Scope of application

Conventional wages play a fundamental role in calculating the social security contributions of Italian workers operating abroad, for whom the decree-law of July 31, 1987, no. 317, converted, with amendments, by Law no. 398 of October 3, 1987, applies, i.e., workers operating abroad in non-EU countries not bound to Italy by social security agreements.

These provisions apply not only to Italian citizens but also to workers from other EU member states and to non-EU workers with regular residence permits and employment contracts in Italy, but sent abroad by their employer. Conventional wages also apply to workers operating in countries with partial agreements, limited to insurances not covered by social security agreements.

However, the territorial scope of application of the legislation under review excludes EU Member States, Switzerland, the United Kingdom, and countries adhering to the EEA Agreement.

Calculation of conventional wages

The calculation of conventional wages is based on a comparative evaluation with the national remuneration provided for in the reference collective agreement, excluding the foreign allowance.

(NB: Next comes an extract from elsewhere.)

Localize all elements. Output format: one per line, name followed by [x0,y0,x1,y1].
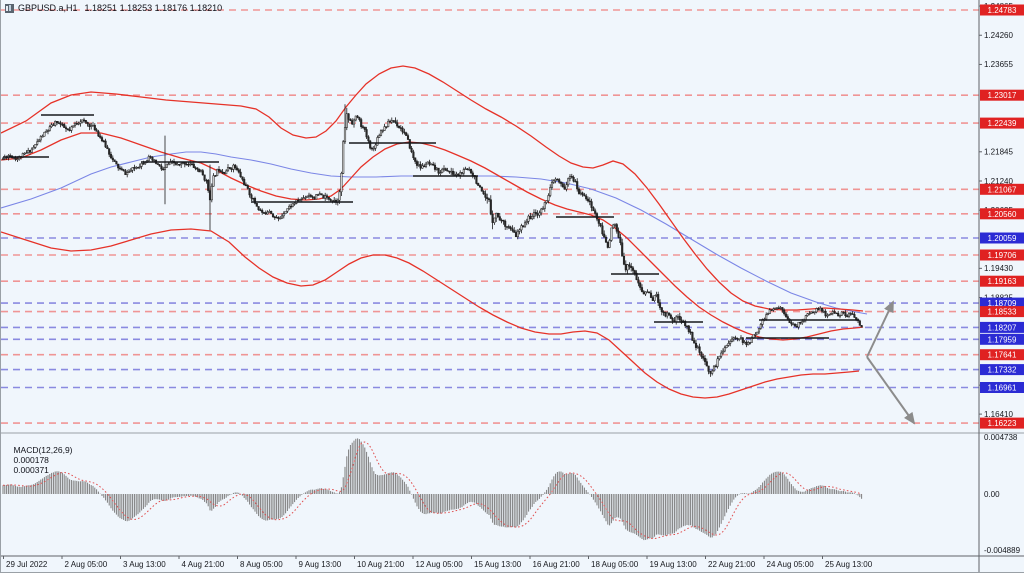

This value is then divided by twelve and compared with sector tables to determine the wage bracket for contribution purposes.

The conventionally determined values ​​can be proportionately redistributed on a daily basis only in the event of hiring, termination of employment, or transfer during the month. In these circumstances, the monthly taxable income identified based on the tables must be divided by 26 days and multiplied by the number of days, excluding Sundays, included in the fraction of the month concerned.

Special cases and variations

The circular provides details on how to manage possible variations during the year, such as:

  1. qualification changes during the month,
  2. variations in individual economic treatment from collective agreement during the month,
  3. accrual of variable compensation during the year.

In the first two cases, the conventional wage corresponding to the intervening change must be considered, with the same effectiveness as the new qualification or the variation in individual economic treatment.

In the third case, it is necessary to recalculate the applicable wage amount, considering the new overall remuneration and, if necessary, make a settlement for previous periods.

Contribution Regularization

Contribution regularizations must be completed by the 16th day of the third month following the publication of the circular.

Therefore, employers who, for the months of January, February, and March 2024, have operated differently from the instructions provided with the aforementioned circular, must proceed with regularization by June 16, 2024, to avoid additional charges. It is essential to carefully follow the procedures indicated for the completion of the Uniemens report in order to correct any differences.

Conclusions

Circular no. 49 of 2024 provides clear guidelines for calculating conventional wages and establishes procedures for contribution regularization, ensuring the correct application of social security regulations for the current year. These provisions are essential for safeguarding the social security rights of Italian workers abroad and demonstrate INPS’s commitment to providing support and clarity in international labor matters.